Ketika berbicara tentang peristiwa-peristiwa yang terjadi pada tahun 505 H, beliau mengatakan bahwa al-Ghazali adalah orang yang brilian dalam mencari dan mengajarkan ilmu.
Setidaknya, ada 70 karya yang berhasil ditulis oleh Imam al-Ghazali.
Selain al-‘Ihya, di antara karyanya yang sangat masyhur ialah Tahafut al-Falasifah berisi kritik keras terhadap filsafat, Bidayatul Hidayah, Ayyuhal Walad, Minhajul Abidin, dan Faishal at-Tafriqah Baynal Islam wa az-Zandaqah.
Tidak diragukan lagi bahwa al-Ghazali adalah pengembara intelektual sejati.
Namun, dengan alasan bahwa dalam kitab Ihya terdapat banyak hadits dha’if, beberapa orang menunjukkan sikap kurang hormat kepada Sang Hujjatul Islam lantaran dinilai lemah dalam bidang hadits.
Padahal, setelah sekian lama menekuni berbagai disiplin keilmuan, di akhir hayatnya al-Ghazali mencurahkan perhatian terhadap hadits-hadits nabi.

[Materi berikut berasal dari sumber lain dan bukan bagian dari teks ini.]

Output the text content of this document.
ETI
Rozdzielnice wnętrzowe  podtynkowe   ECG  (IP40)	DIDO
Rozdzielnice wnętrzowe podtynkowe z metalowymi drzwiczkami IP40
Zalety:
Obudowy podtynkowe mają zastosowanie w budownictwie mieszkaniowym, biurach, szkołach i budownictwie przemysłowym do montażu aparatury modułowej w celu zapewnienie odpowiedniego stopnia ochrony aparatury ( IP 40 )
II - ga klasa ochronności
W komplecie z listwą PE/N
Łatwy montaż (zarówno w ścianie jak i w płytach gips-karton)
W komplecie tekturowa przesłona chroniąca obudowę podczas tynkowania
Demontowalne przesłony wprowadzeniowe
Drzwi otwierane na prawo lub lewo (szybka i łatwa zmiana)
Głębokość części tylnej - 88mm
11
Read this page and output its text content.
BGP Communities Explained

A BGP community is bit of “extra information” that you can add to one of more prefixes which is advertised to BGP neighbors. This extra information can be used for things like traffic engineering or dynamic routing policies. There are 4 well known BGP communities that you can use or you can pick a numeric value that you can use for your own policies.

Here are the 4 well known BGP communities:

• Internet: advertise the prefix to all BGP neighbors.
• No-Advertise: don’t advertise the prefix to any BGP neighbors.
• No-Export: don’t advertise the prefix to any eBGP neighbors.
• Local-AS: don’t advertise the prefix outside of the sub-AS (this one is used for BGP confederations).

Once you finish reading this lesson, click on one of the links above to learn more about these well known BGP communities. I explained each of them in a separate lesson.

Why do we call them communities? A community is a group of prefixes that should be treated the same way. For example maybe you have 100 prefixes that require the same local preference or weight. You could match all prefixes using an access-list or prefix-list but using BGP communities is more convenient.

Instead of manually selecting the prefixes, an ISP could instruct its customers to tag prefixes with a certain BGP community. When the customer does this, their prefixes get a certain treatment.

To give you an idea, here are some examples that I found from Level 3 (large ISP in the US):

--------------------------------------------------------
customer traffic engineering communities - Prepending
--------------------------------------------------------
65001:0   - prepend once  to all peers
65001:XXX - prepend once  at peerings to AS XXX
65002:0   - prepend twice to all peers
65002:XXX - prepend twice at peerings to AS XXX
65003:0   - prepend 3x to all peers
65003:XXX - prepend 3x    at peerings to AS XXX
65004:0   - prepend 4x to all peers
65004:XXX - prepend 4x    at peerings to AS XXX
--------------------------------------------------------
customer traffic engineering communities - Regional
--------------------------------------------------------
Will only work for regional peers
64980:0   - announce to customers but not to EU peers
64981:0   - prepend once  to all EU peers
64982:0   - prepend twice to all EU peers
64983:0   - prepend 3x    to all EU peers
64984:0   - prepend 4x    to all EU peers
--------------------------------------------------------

Ada beberapa petunjuk yang menyatakan bahwa menjelang masa-masa terakhir dalam hidupnya, al-Ghazali mulai mengkritisi konsep sufi yang dipaparkan olehnya dalam kita al-Munqidz min adh-Dhalal dan mulai mengontrolnya dengan Sunah.
Namun, ajal keburu menjemputnya pada tahap ini.
Ketika meninggal, didapati kitab Shahih Bukhari tergelatak di atas dadanya, seperti yang diceritakan oleh Ibnu Taimiyah dan sejarawan lainnya.
“Sekiranya umur al-Ghazali sedikit lebih panjang dari itu.” kata Majid Irsan al-Kilani dalam kitabnya Hakadza Dzhahara Jayl Shalahuddin, “Niscaya akan muncul sebuah aliran pemikiran salafi baru.”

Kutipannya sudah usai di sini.